Partnerships & Other Information

New Mexico Interagency Council for the Prevention of Obesity

The New Mexico Interagency Council for the Prevention of Obesity brings together a diverse group of partners to create collaborative state and local policy, making environmental and programmatic changes for healthy eating, active living, chronic disease and obesity prevention and health equity. The NM Interagency Council for the Prevention of Obesity is charged to:

  1. Build greater alignment across state programs to create sustainable, consistent, and collaborative efforts and messages to increase physical activity, healthy eating and prevent obesity;

  2. Build and support community-wide obesity prevention efforts;

  3. Coordinate and support obesity prevention policy recommendations and initiatives across state agencies;

  4. Collect routine data from Interagency Council members for surveillance and monitoring of progress toward creating environmental, policy and behavioral changes to increase physical activity, healthy eating and healthy weights; and

  5. Establish and maintain an information sharing and communication network. Membership includes: 7 Departments, 35 state programs, and 3 affiliate organizations. Interagency Council members represent the state Departments of:

    1. Health;
    2. Education;
    3. Human Services;
    4. Children, Youth Families;
    5. Aging and Long Term Services;
    6. Agriculture; and
    7. Transportation

  6. Affiliate, non-voting organizations are: New Mexico Healthier Weight Council, NM Cooperative Extension Services, NM Food and Agriculture Policy Council.

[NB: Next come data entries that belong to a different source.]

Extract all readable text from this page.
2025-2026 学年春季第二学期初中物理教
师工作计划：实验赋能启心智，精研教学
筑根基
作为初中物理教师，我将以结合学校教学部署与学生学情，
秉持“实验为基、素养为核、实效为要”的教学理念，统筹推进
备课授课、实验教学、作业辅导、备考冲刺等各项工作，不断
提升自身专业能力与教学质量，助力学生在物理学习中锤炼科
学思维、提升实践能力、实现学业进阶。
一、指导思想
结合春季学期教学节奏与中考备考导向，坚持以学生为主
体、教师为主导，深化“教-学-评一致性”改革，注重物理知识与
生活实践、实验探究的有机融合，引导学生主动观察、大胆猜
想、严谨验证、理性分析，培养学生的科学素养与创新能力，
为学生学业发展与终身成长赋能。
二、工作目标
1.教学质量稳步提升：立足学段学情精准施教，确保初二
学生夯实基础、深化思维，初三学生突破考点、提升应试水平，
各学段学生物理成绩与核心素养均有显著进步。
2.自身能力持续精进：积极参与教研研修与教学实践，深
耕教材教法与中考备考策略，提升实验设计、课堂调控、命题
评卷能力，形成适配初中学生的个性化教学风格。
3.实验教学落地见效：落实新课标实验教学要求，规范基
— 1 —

Healthy Kids Healthy Communities

Healthy Kids Healthy Communities (HKHC) partners with 9 counties and 4 tribal communities including: Chaves, Cibola, Curry, Dona Ana, Guadalupe, Lea, Luna, McKinley, Rio Arriba (northern), Socorro and Mescalero Apache, San Ildefonso, Santa Clara and Zuni. HKHC is a coalition-led community initiative focused on environmental and systems change to increase healthy eating and physical activity opportunities where children live, learn and play.

Strategies include:

  1. Opening outdoor school space for community use during non-school hours;

  2. Increasing the number of safe walking and biking routes that connect neighborhoods to schools;

  3. Increasing healthy eating and physical activity opportunities in school via classroom fruit and vegetable tastings and fit breaks;

  4. Increasing access to and availability of affordable, healthy, and locally grown foods in schools and the community via farmers’ markets, school and community gardens, and healthy corner stores;

  5. Establishing the New Mexico Centennial 5.2.1.O Challenge in elementary schools statewide; and

  6. Supporting childcare providers in making healthy eating and physical activity a part of their daily routines.